The group — Jane, her friend, Sanchez, two of his friends and one of their girlfriends — left the bar and drove to the men’s home on South Fowler Avenue near the Sunnyside Country Club in southeast Fresno. Jane told sheriff’s deputies she was reluctant to go to Sanchez’s home, but did so because she didn’t want to leave her friend, who was interested in one of Sanchez’s friends.
A sheriff’s detective’s affidavit says she consumed a mix of beer and hard liquor and smoked marijuana that night. The woman alleges Sanchez drugged her, though results from a sexual assault kit done the following day showed no signs of date-rape drugs.
Deputy Preston Little, who was outside Sanchez’s home the morning of Dec. 18, testified the woman did not seem impaired by alcohol or marijuana, but was “overly shy and had her head down when I was asking questions.”

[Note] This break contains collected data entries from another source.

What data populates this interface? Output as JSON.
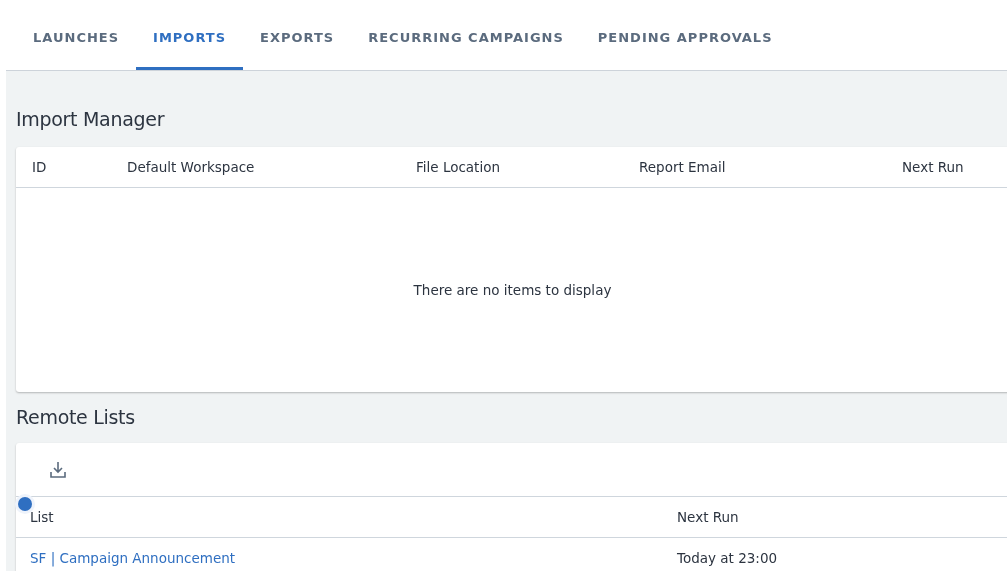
{
  "tabs": [
    {
      "label": "LAUNCHES",
      "selected": false
    },
    {
      "label": "IMPORTS",
      "selected": true
    },
    {
      "label": "EXPORTS",
      "selected": false
    },
    {
      "label": "RECURRING CAMPAIGNS",
      "selected": false
    },
    {
      "label": "PENDING APPROVALS",
      "selected": false
    }
  ],
  "import_manager": {
    "title": "Import Manager",
    "columns": [
      "ID",
      "Default Workspace",
      "File Location",
      "Report Email",
      "Next Run"
    ],
    "empty_message": "There are no items to display"
  },
  "remote_lists": {
    "title": "Remote Lists",
    "columns": [
      "List",
      "Next Run"
    ],
    "rows": [
      {
        "list": "SF | Campaign Announcement",
        "next_run": "Today at 23:00"
      }
    ]
  }
}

The prosecution argued Jane was vocally insistent throughout the encounter she was not sexually interested in Sanchez. Rodriguez said Jane described to her the “uncomfortable” situation where she tried to put off advances from Sanchez while the two were left alone. She called a friend asking to pick up her and her sorority sister.
Inside Sanchez’s room, unlit save for the light of a television screen, Jane told Rodriguez she was forced to have sex against her will.

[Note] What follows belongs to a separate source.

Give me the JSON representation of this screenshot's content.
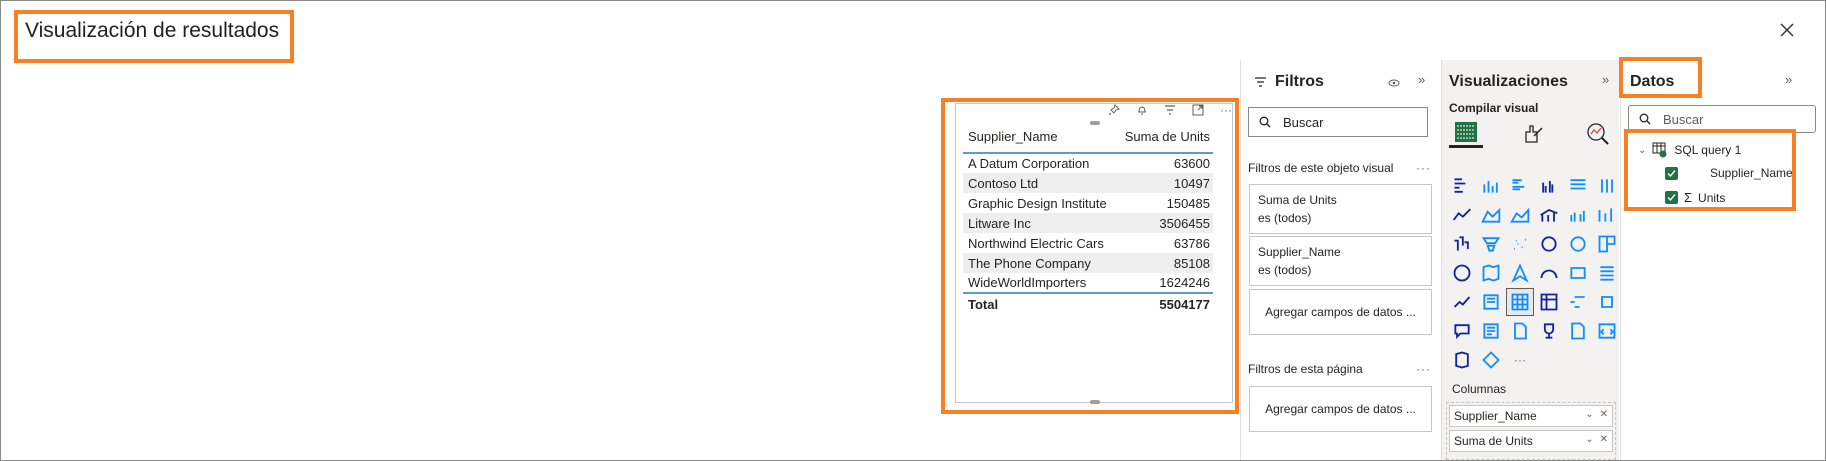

Texts sent from Jane’s phone to her friend’s phone, both which were turned over for evidence, read, “Hurry up” and “I can’t breathe.”
“Probably about 30 times she kept telling him (Sanchez) to stop,” Rodriguez testified.
Jane did not take the stand Wednesday.
“We’re disappointed the accuser was not here to testify so that we could ask her questions,” Sanchez’s attorney, Jeff Hammerschmidt, said after the hearing. “Cross-examining police witnesses really doesn’t get us too far.”
Hammerschmidt questioned Jane’s credibility, pointing out she never told Sanchez her real age or name and was underage drinking. He said there were inconsistent witness statements. He cross-examined the legitimacy of a “biased investigation only looking at one side.”
He pointed out that a sexual assault kit was completed on both Jane and Sanchez, but the clothing Jane wore the night of the alleged incident was not turned over for evidence.
Hammerschmidt questioned why the investigation did not file a warrant for the surveillance video at Martin’s Bar for that night, which was taped over and unavailable the week following the encounter. He asked the police witnesses why they didn’t immediately ask Jane her age.
Sanchez was placed on paid administrative leave by the fire department following his Jan. 19 arrest. He’s now working at the department on “special assignment.”
A crowd-funding page was created for Sanchez soliciting money for legal fees, the bulk of which will go toward retaining expert witnesses during trial.
“I have not broken my oath” as a firefighter, Sanchez said outside court. He appeared calm during Wednesday’s hearing, exchanging smiles with a crowd of more than 15 family and friends while the hearing was in recess.
“I understand these are very serious charges, and I do believe that if someone is sexually assaulted they should definitely report that to the authorities,” he said. “But in this case, that’s the not situation.”